Optional: GraphDB Desktop mode

GraphDB Desktop can host the same OMOP data using its embedded Ontop. This requires a persistent DuckDB database file instead of reading Parquet files on the fly.

Create the DuckDB database

duckdb db/OMOP.duckdb

Then create tables from each Parquet file:

CREATE TABLE person AS SELECT * FROM read_parquet('data/person.parquet');
CREATE TABLE visit_occurrence AS SELECT * FROM read_parquet('data/visit_occurrence.parquet');
CREATE TABLE condition_occurrence AS SELECT * FROM read_parquet('data/condition_occurrence.parquet');
CREATE TABLE drug_exposure AS SELECT * FROM read_parquet('data/drug_exposure.parquet');
CREATE TABLE measurement AS SELECT * FROM read_parquet('data/measurement.parquet');
CREATE TABLE concept AS SELECT * FROM read_parquet('data/concept.parquet');
-- ... repeat for all OMOP tables

Create an Ontop Virtual Repository in GraphDB

  1. Open GraphDB Workbench at http://localhost:7200

  2. Go to Setup → Repositories → Create new repository

  3. Select Ontop Virtual Repository

  4. Configure:

    • Driver class: org.duckdb.DuckDBDriver

    • JDBC URL: jdbc:duckdb:/absolute/path/to/db/OMOP.duckdb

    • Mapping: upload mappings/OMOP-duckdb.obda

    • Ontology: upload ontology/OMOP.ttl

The same SPARQL queries from above will work in the GraphDB SPARQL interface.

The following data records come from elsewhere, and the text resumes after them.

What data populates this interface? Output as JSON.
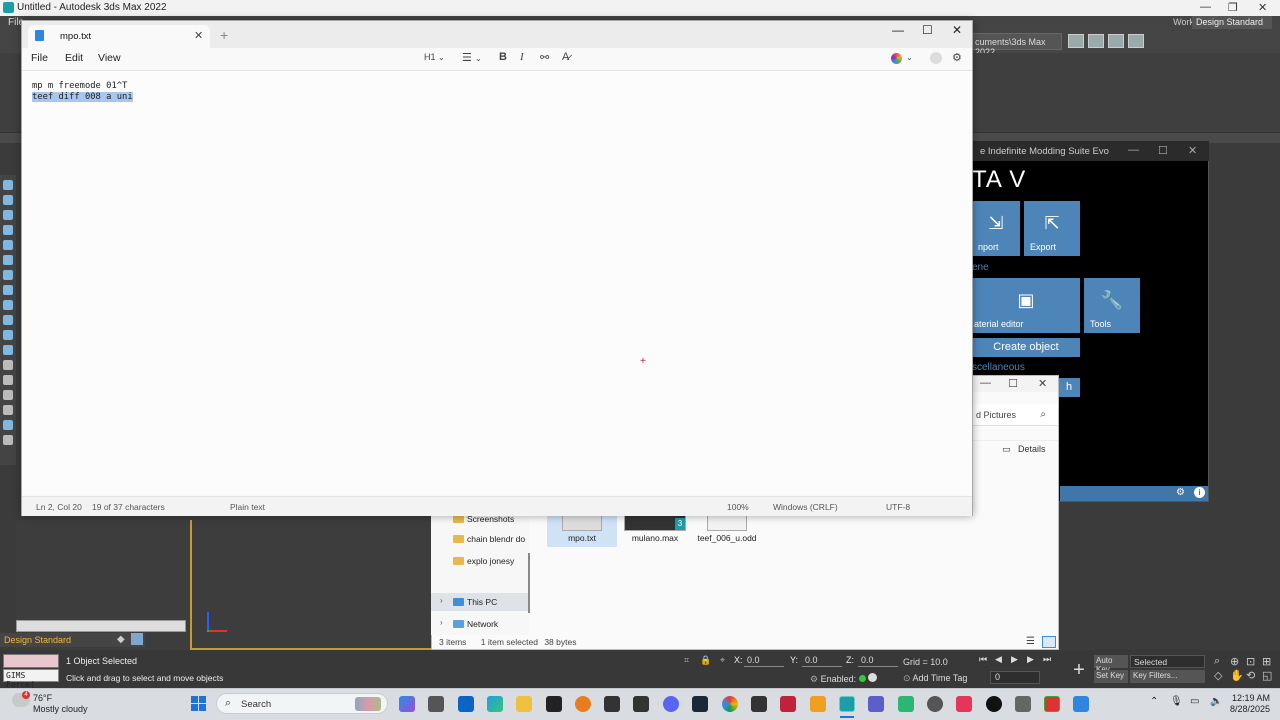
{
  "max": {
    "title": "Untitled - Autodesk 3ds Max 2022",
    "menu_file": "File",
    "workspaces_label": "Workspaces:",
    "workspaces_value": "Design Standard",
    "path_text": "cuments\\3ds Max 2022",
    "workspace_bottom": "Design Standard",
    "object_selected": "1 Object Selected",
    "click_drag": "Click and drag to select and move objects",
    "gims_field": "GIMS Force(",
    "x_label": "X:",
    "x_value": "0.0",
    "y_label": "Y:",
    "y_value": "0.0",
    "z_label": "Z:",
    "z_value": "0.0",
    "grid_text": "Grid = 10.0",
    "enabled_text": "Enabled:",
    "add_time_tag": "Add Time Tag",
    "auto_key": "Auto Key",
    "set_key": "Set Key",
    "selected_dropdown": "Selected",
    "key_filters": "Key Filters...",
    "frame_value": "0"
  },
  "notepad": {
    "tab_title": "mpo.txt",
    "menus": [
      "File",
      "Edit",
      "View"
    ],
    "heading_tool": "H1",
    "lines": [
      "mp m freemode 01^T",
      "teef diff 008 a uni"
    ],
    "status": {
      "position": "Ln 2, Col 20",
      "selection": "19 of 37 characters",
      "format": "Plain text",
      "zoom": "100%",
      "line_endings": "Windows (CRLF)",
      "encoding": "UTF-8"
    }
  },
  "modding_suite": {
    "title": "e Indefinite Modding Suite Evo",
    "heading": "TA V",
    "import_label": "nport",
    "export_label": "Export",
    "scene_section": "ene",
    "material_editor_label": "aterial editor",
    "tools_label": "Tools",
    "create_object_label": "Create object",
    "misc_section": "scellaneous",
    "search_partial": "h"
  },
  "explorer": {
    "search_placeholder": "d Pictures",
    "details_label": "Details",
    "nav": [
      "Screenshots",
      "chain blendr do",
      "explo jonesy",
      "This PC",
      "Network"
    ],
    "files": [
      "mpo.txt",
      "mulano.max",
      "teef_006_u.odd"
    ],
    "mulano_badge": "3",
    "status_items": "3 items",
    "status_selected": "1 item selected",
    "status_size": "38 bytes"
  },
  "taskbar": {
    "weather_temp": "76°F",
    "weather_desc": "Mostly cloudy",
    "weather_badge": "4",
    "search_placeholder": "Search",
    "time": "12:19 AM",
    "date": "8/28/2025"
  }
}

Connection to the core tutorial

This use case follows the same three-artifact pattern as the solar system exercise:

ArtifactSolar systemOMOP CDM
DatabasePostgreSQLDuckDB (Parquet)
.propertiessolar_system.propertiesOMOP.properties
.obdasolar_system.obdaOMOP-parquet.obda
.ttlsolar_system.ttlOMOP.ttl

The only differences are the database backend (DuckDB vs PostgreSQL) and the domain-specific SQL queries and RDF vocabulary. The Ontop workflow remains the same.